3.2.6                  Le retrait du droit de déterminer le lieu de résidence doit être levé lorsque le milieu familial évolue favorablement, de sorte qu'un retour de l'enfant dans celui-ci devient opportun (art. 313 al. 1 CC ; CCUR 11 octobre 2019/185 consid. 3.2.1).

 

                     En cas de placement hors du milieu familial, la décision judiciaire par laquelle il est mis un terme au placement ne doit pas seulement reposer sur le constat que les conditions d’application de l’art. 310 CC ne sont plus réalisées mais aussi prendre en compte que la décision de levée va engendrer une nouvelle rupture avec le lieu de vie de l’enfant, que celui-ci aura élargi son réseau relationnel et potentiellement tissé de nouveaux liens et que la transition doit pouvoir être accompagnée. Le processus de départ doit pouvoir être minutieusement planifié et mis en œuvre (cf.
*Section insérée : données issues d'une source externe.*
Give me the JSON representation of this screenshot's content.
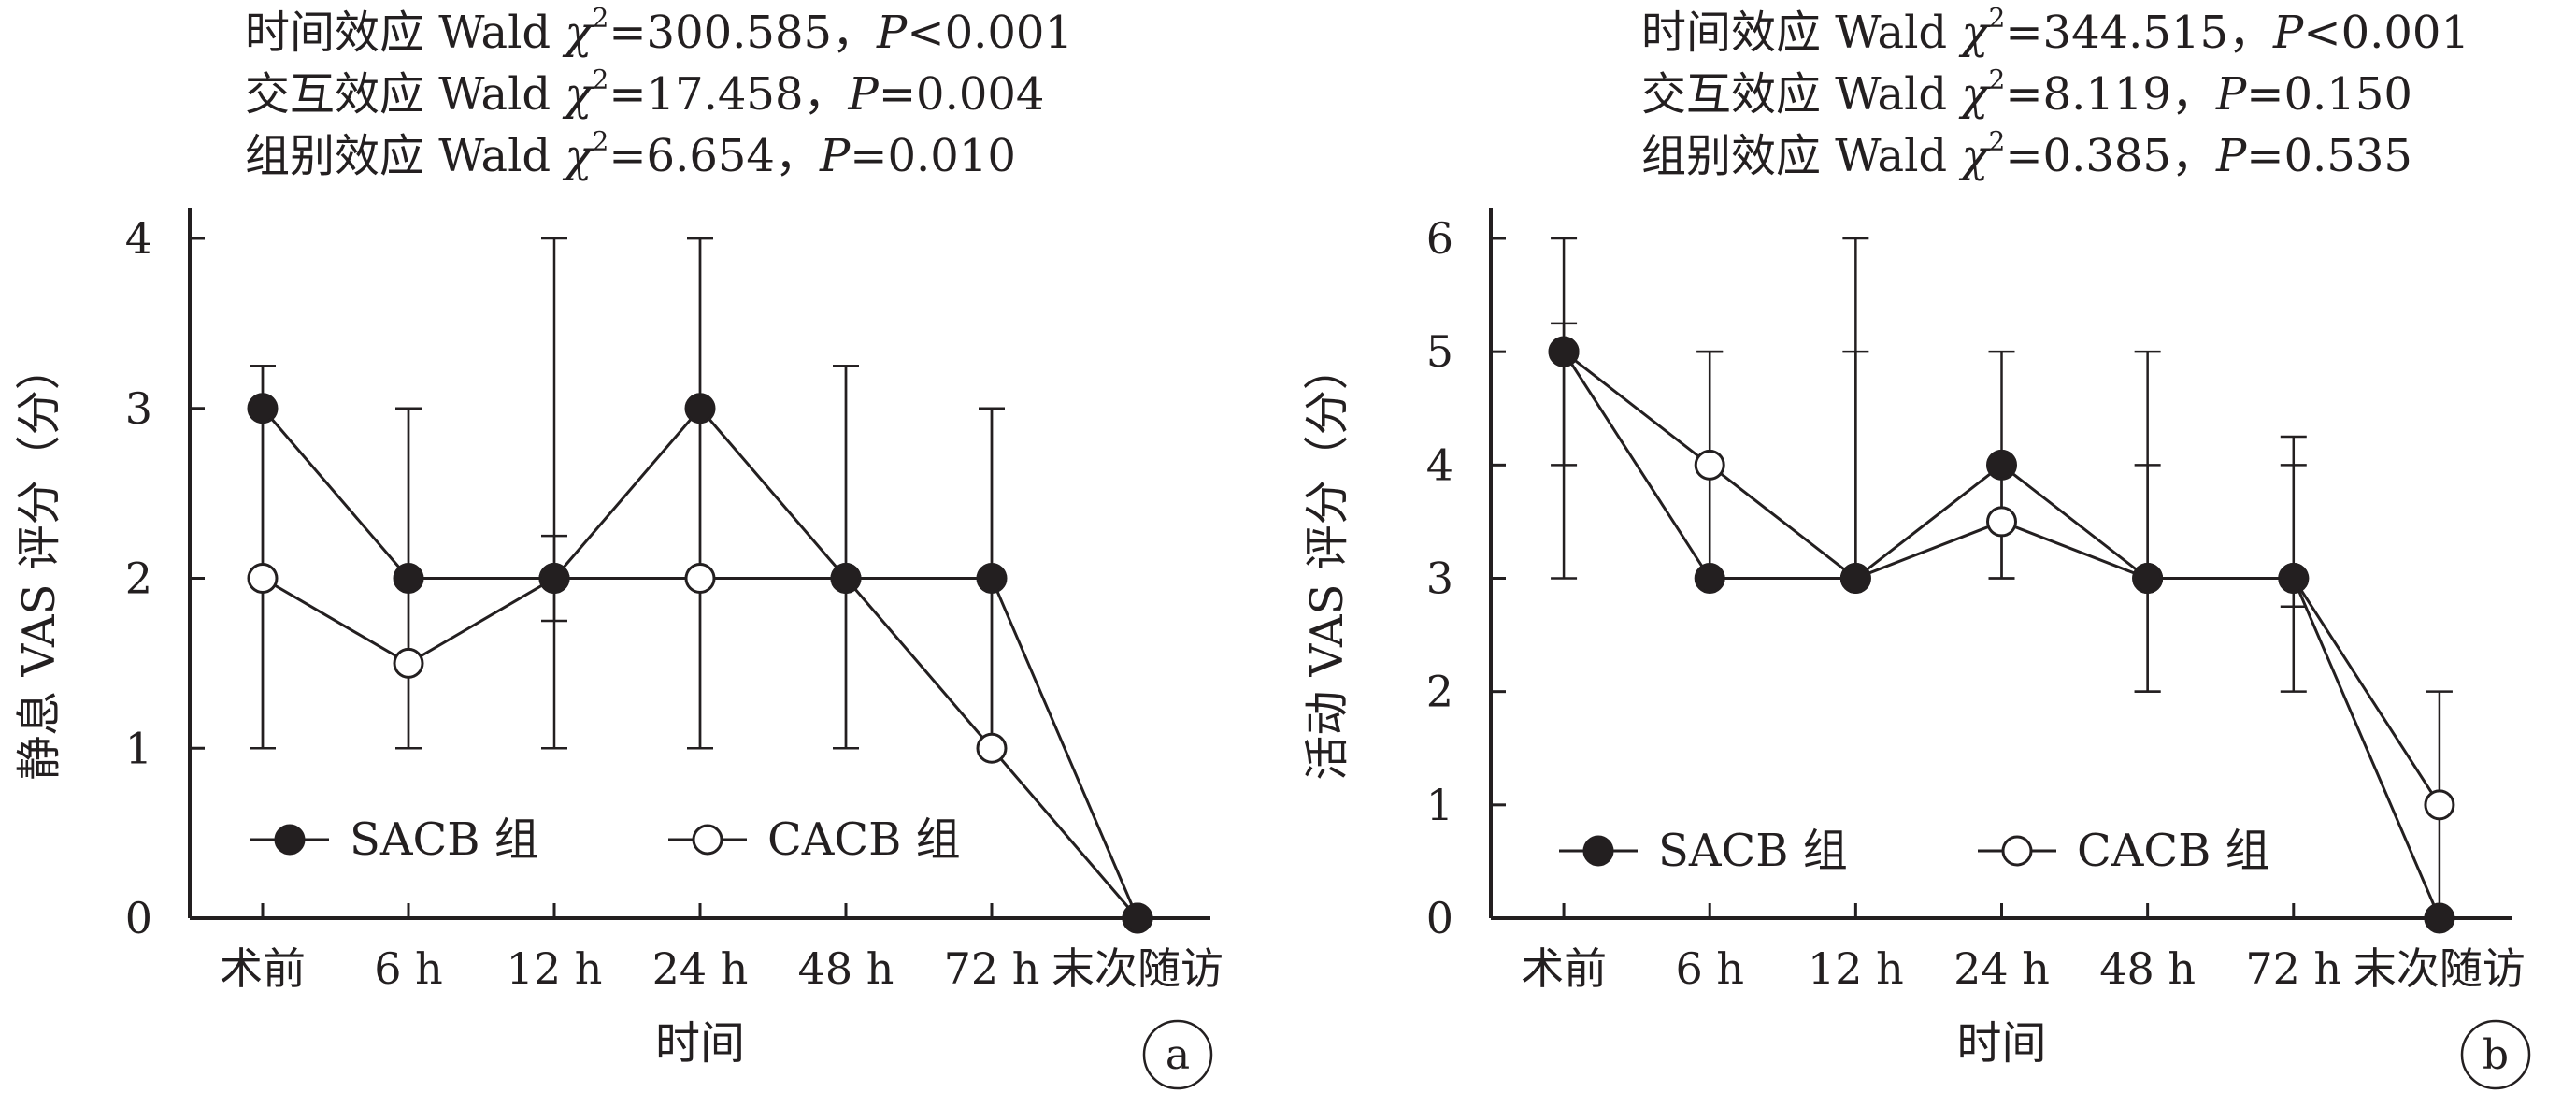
{
  "chart_data": [
    {
      "type": "line",
      "panel_label": "a",
      "stats_lines": [
        {
          "effect": "时间效应",
          "wald": "Wald",
          "chi": "χ",
          "sup": "2",
          "chi_value": "=300.585，",
          "p": "P",
          "p_value": "<0.001"
        },
        {
          "effect": "交互效应",
          "wald": "Wald",
          "chi": "χ",
          "sup": "2",
          "chi_value": "=17.458，",
          "p": "P",
          "p_value": "=0.004"
        },
        {
          "effect": "组别效应",
          "wald": "Wald",
          "chi": "χ",
          "sup": "2",
          "chi_value": "=6.654，",
          "p": "P",
          "p_value": "=0.010"
        }
      ],
      "xlabel": "时间",
      "ylabel": "静息 VAS 评分（分）",
      "categories": [
        "术前",
        "6 h",
        "12 h",
        "24 h",
        "48 h",
        "72 h",
        "末次随访"
      ],
      "ylim": [
        0,
        4
      ],
      "yticks": [
        0,
        1,
        2,
        3,
        4
      ],
      "legend_position": "bottom-left",
      "series": [
        {
          "name": "SACB 组",
          "marker": "filled-circle",
          "color": "#231f20",
          "values": [
            3,
            2,
            2,
            3,
            2,
            2,
            0
          ],
          "error_low": [
            1,
            1,
            1.75,
            1,
            1,
            1,
            0
          ],
          "error_high": [
            3.25,
            3,
            4,
            4,
            3.25,
            3,
            0
          ]
        },
        {
          "name": "CACB 组",
          "marker": "open-circle",
          "color": "#231f20",
          "values": [
            2,
            1.5,
            2,
            2,
            2,
            1,
            0
          ],
          "error_low": [
            1,
            1,
            1,
            1,
            1,
            1,
            0
          ],
          "error_high": [
            3.25,
            3,
            2.25,
            4,
            3.25,
            3,
            0
          ]
        }
      ]
    },
    {
      "type": "line",
      "panel_label": "b",
      "stats_lines": [
        {
          "effect": "时间效应",
          "wald": "Wald",
          "chi": "χ",
          "sup": "2",
          "chi_value": "=344.515，",
          "p": "P",
          "p_value": "<0.001"
        },
        {
          "effect": "交互效应",
          "wald": "Wald",
          "chi": "χ",
          "sup": "2",
          "chi_value": "=8.119，",
          "p": "P",
          "p_value": "=0.150"
        },
        {
          "effect": "组别效应",
          "wald": "Wald",
          "chi": "χ",
          "sup": "2",
          "chi_value": "=0.385，",
          "p": "P",
          "p_value": "=0.535"
        }
      ],
      "xlabel": "时间",
      "ylabel": "活动 VAS 评分（分）",
      "categories": [
        "术前",
        "6 h",
        "12 h",
        "24 h",
        "48 h",
        "72 h",
        "末次随访"
      ],
      "ylim": [
        0,
        6
      ],
      "yticks": [
        0,
        1,
        2,
        3,
        4,
        5,
        6
      ],
      "legend_position": "bottom-left",
      "series": [
        {
          "name": "SACB 组",
          "marker": "filled-circle",
          "color": "#231f20",
          "values": [
            5,
            3,
            3,
            4,
            3,
            3,
            0
          ],
          "error_low": [
            3,
            3,
            3,
            3,
            2,
            2,
            0
          ],
          "error_high": [
            6,
            5,
            6,
            5,
            5,
            4.25,
            0
          ]
        },
        {
          "name": "CACB 组",
          "marker": "open-circle",
          "color": "#231f20",
          "values": [
            5,
            4,
            3,
            3.5,
            3,
            3,
            1
          ],
          "error_low": [
            4,
            3,
            3,
            3,
            2,
            2.75,
            0
          ],
          "error_high": [
            5.25,
            5,
            5,
            4,
            4,
            4,
            2
          ]
        }
      ]
    }
  ]
}
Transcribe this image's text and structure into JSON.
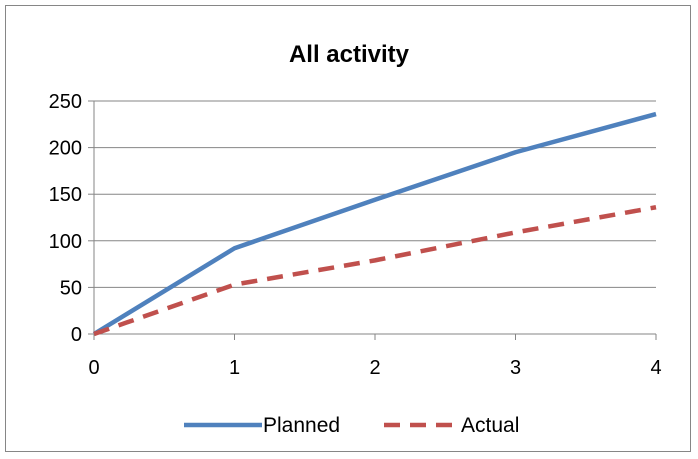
{
  "chart_data": {
    "type": "line",
    "title": "All activity",
    "xlabel": "",
    "ylabel": "",
    "x": [
      0,
      1,
      2,
      3,
      4
    ],
    "xlim": [
      0,
      4
    ],
    "ylim": [
      0,
      250
    ],
    "xticks": [
      "0",
      "1",
      "2",
      "3",
      "4"
    ],
    "yticks": [
      "0",
      "50",
      "100",
      "150",
      "200",
      "250"
    ],
    "grid": "horizontal",
    "legend_position": "bottom",
    "series": [
      {
        "name": "Planned",
        "values": [
          0,
          92,
          144,
          195,
          236
        ],
        "color": "#4F81BD",
        "style": "solid"
      },
      {
        "name": "Actual",
        "values": [
          0,
          53,
          79,
          109,
          136
        ],
        "color": "#C0504D",
        "style": "dashed"
      }
    ]
  }
}
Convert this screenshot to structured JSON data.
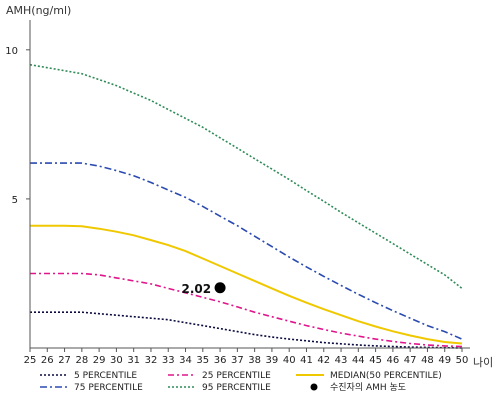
{
  "chart_data": {
    "type": "line",
    "ylabel": "AMH(ng/ml)",
    "xlabel": "나이",
    "x": [
      25,
      26,
      27,
      28,
      29,
      30,
      31,
      32,
      33,
      34,
      35,
      36,
      37,
      38,
      39,
      40,
      41,
      42,
      43,
      44,
      45,
      46,
      47,
      48,
      49,
      50
    ],
    "y_ticks": [
      5,
      10
    ],
    "ylim": [
      0,
      11
    ],
    "xlim": [
      25,
      50
    ],
    "series": [
      {
        "name": "5 PERCENTILE",
        "color": "#0a0a40",
        "dash": "2,2",
        "values": [
          1.2,
          1.2,
          1.2,
          1.2,
          1.15,
          1.1,
          1.05,
          1.0,
          0.95,
          0.85,
          0.75,
          0.65,
          0.55,
          0.45,
          0.37,
          0.3,
          0.24,
          0.18,
          0.14,
          0.1,
          0.07,
          0.05,
          0.03,
          0.02,
          0.01,
          0.0
        ]
      },
      {
        "name": "25 PERCENTILE",
        "color": "#e0158c",
        "dash": "6,3,2,3",
        "values": [
          2.5,
          2.5,
          2.5,
          2.5,
          2.45,
          2.35,
          2.25,
          2.15,
          2.0,
          1.85,
          1.7,
          1.55,
          1.38,
          1.2,
          1.05,
          0.9,
          0.75,
          0.62,
          0.5,
          0.4,
          0.3,
          0.22,
          0.15,
          0.1,
          0.07,
          0.05
        ]
      },
      {
        "name": "MEDIAN(50 PERCENTILE)",
        "color": "#f0c800",
        "dash": "",
        "values": [
          4.1,
          4.1,
          4.1,
          4.08,
          4.0,
          3.9,
          3.78,
          3.62,
          3.45,
          3.25,
          3.0,
          2.75,
          2.5,
          2.25,
          2.0,
          1.75,
          1.52,
          1.3,
          1.1,
          0.9,
          0.72,
          0.56,
          0.42,
          0.3,
          0.2,
          0.15
        ]
      },
      {
        "name": "75 PERCENTILE",
        "color": "#2a4ab0",
        "dash": "7,3,2,3",
        "values": [
          6.2,
          6.2,
          6.2,
          6.2,
          6.1,
          5.95,
          5.78,
          5.55,
          5.3,
          5.05,
          4.75,
          4.42,
          4.1,
          3.75,
          3.4,
          3.05,
          2.72,
          2.4,
          2.1,
          1.8,
          1.52,
          1.25,
          1.0,
          0.75,
          0.55,
          0.3
        ]
      },
      {
        "name": "95 PERCENTILE",
        "color": "#2e8b57",
        "dash": "2,2",
        "values": [
          9.5,
          9.4,
          9.3,
          9.2,
          9.0,
          8.8,
          8.55,
          8.3,
          8.0,
          7.7,
          7.4,
          7.05,
          6.7,
          6.35,
          6.0,
          5.65,
          5.28,
          4.92,
          4.55,
          4.2,
          3.85,
          3.5,
          3.15,
          2.8,
          2.45,
          2.0
        ]
      }
    ],
    "marker": {
      "name": "수진자의 AMH 농도",
      "x": 36,
      "y": 2.02,
      "label": "2.02",
      "color": "#000000"
    },
    "grid": false,
    "legend_position": "bottom"
  }
}
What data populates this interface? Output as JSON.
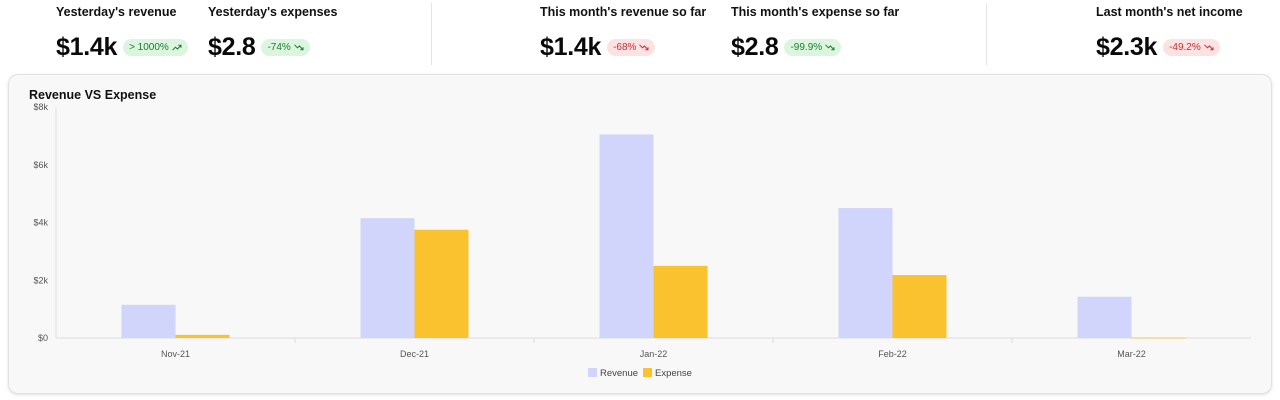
{
  "kpis": [
    {
      "label": "Yesterday's revenue",
      "value": "$1.4k",
      "badge": "> 1000%",
      "trend": "up",
      "icon": "trend-up-icon"
    },
    {
      "label": "Yesterday's expenses",
      "value": "$2.8",
      "badge": "-74%",
      "trend": "up",
      "icon": "trend-down-icon"
    },
    {
      "label": "This month's revenue so far",
      "value": "$1.4k",
      "badge": "-68%",
      "trend": "down",
      "icon": "trend-down-icon"
    },
    {
      "label": "This month's expense so far",
      "value": "$2.8",
      "badge": "-99.9%",
      "trend": "up",
      "icon": "trend-down-icon"
    },
    {
      "label": "Last month's net income",
      "value": "$2.3k",
      "badge": "-49.2%",
      "trend": "down",
      "icon": "trend-down-icon"
    }
  ],
  "colors": {
    "revenue": "#d1d4fb",
    "expense": "#fbc22f",
    "positive_badge_bg": "#dcf5df",
    "positive_badge_text": "#1f7a35",
    "negative_badge_bg": "#fde2e2",
    "negative_badge_text": "#c0303a"
  },
  "chart_data": {
    "type": "bar",
    "title": "Revenue VS Expense",
    "categories": [
      "Nov-21",
      "Dec-21",
      "Jan-22",
      "Feb-22",
      "Mar-22"
    ],
    "series": [
      {
        "name": "Revenue",
        "values": [
          1150,
          4150,
          7050,
          4500,
          1430
        ]
      },
      {
        "name": "Expense",
        "values": [
          110,
          3750,
          2500,
          2180,
          15
        ]
      }
    ],
    "ylim": [
      0,
      8000
    ],
    "y_ticks": [
      0,
      2000,
      4000,
      6000,
      8000
    ],
    "y_tick_labels": [
      "$0",
      "$2k",
      "$4k",
      "$6k",
      "$8k"
    ],
    "legend_position": "bottom-center",
    "grid": false
  }
}
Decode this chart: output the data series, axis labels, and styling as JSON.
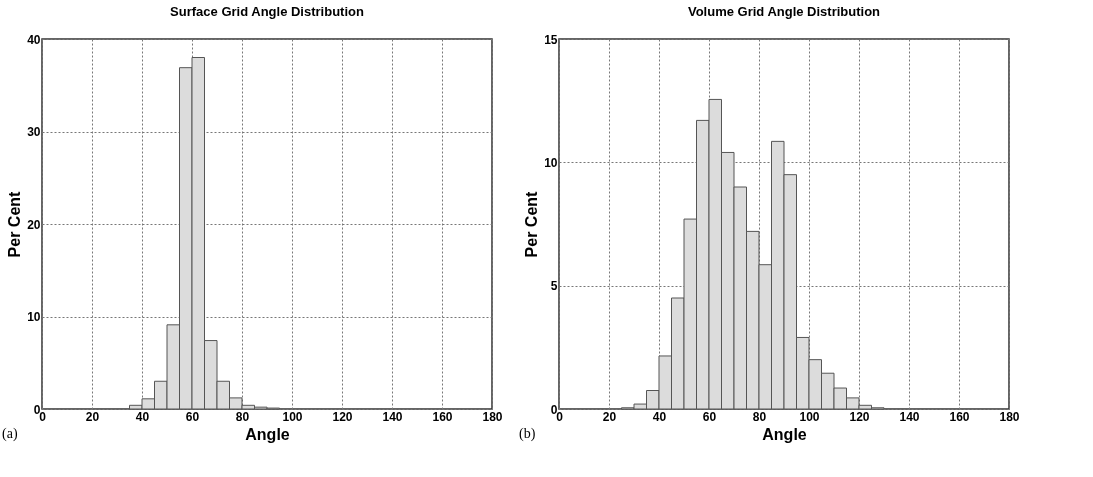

Standards pour le placement des enfants hors du foyer familial en Europe, standard no 15 pp. 49 s., disponibles sur le site Internet : http://www.
quality4children.ch/media/pdf/q4cstandards-franz%C3%B6sisch.pdf).

 

3.3

3.3.1              En l’espèce, il n’est pas contesté que depuis la dernière ordonnance de mesures provisionnelles du 26 novembre 2019, confirmée par arrêt sur appel du 17 avril 2020 sur les questions litigieuses à traiter dans la présente procédure, la situation des parties et notamment celle des enfants a subi une modification notable et durable rendant nécessaire d’ordonner des changements dans la prise en charge des enfants Q.________ et D.________.

 

              Or, le placement en foyer de ces derniers est justifié par le besoin de les tenir à l’écart d’une situation familiale trop pesante et donc néfaste pour eux.

 

              Déjà en septembre 2018, dans son signalement au SPJ concernant les enfants Q.________ et D.________, [...], directrice du [...], a fait état d’un « d’un conflit de loyauté majeur avec risque de syndrome d’aliénation pour les enfants » et a indiqué que « les manifestations d’agressivité et de rejet de Q.________ à l’égard de sa mère paraiss[ai]ent s’inscrire dans un processus d’identification à son père et de reproduction des violences », qu’il semblait y avoir « de la compétition dans le couple parental pour avoir les enfants avec soi, à soi » et que le père paraissait avoir « une forte emprise sur ses enfants, dont des exigences élevées (…) inadaptées à leur âge respectif ». La directrice a exprimé son inquiétude « quant à l’ampleur du conflit parental et à son impact délétère sur les enfants » et a précisé que « malgré le travail entrepris sur la coparentalité, le dénigrement de M. [V.________] à l’égard de Mme [A.________] perdurerait, ce qui engendrerait une grande souffrance chez les enfants ».

 

              Ces inquiétudes ont été confirmées à plusieurs reprises par le Dr C.________, qui a suivi la famille à partir du 28 janvier 2019 pendant plus d’une année et demie. Il résulte en effet de son rapport du 29 août 2019 que si les enfants Q.________ et D.________ présentaient notamment une bonne structuration psychique ainsi que des compétences sociales et relationnelles indéniables, ils étaient toutefois engagés dans un processus de conflit de loyauté extrêmement sévère et délétère, en particulier Q.________, les loyautés dans lesquelles ils étaient englués découlant des divergences et des différends multiples existant entre les parents. Il a en outre relevé que les enfants étaient dans une loyauté sans faille vis-à-vis de leur père, de sorte qu’ils auraient fortement tendance à se plaindre des restrictions imposées par leur mère pour la concrétisation d’activités sportives et l’excessive sévérité qu’elle aurait à leur égard, reprenant ainsi les propos émis par leur père sur ce point selon lesquels ils étaient malmenés ou traités trop durement par leur mère.

 

              Après la fugue de Q.________ du domicile maternel le 27 avril 2020, le DrC.________ a, dans son courriel du 30 avril 2020, expliqué qu’il comprenait la situation des deux enfants, en particulier celle de Q.________, comme « découlant de loyautés extrêmement fortes vis-à-vis de leur père », que même s’il n’y avait pas de raisons d’exclure que l’enfant décrive la réalité de ce qu’il vivait chez sa mère, l’hypothèse selon laquelle les propos et les agissements de celui-ci découlaient des loyautés encore plus vives qu’il avait vis-à-vis de son père restait d’actualité et que dans tous les cas, quelles que soient les raisons à l’origine des prises de position de Q.________, la situation paraissait « extrêmement grave et préjudiciable à son développement ».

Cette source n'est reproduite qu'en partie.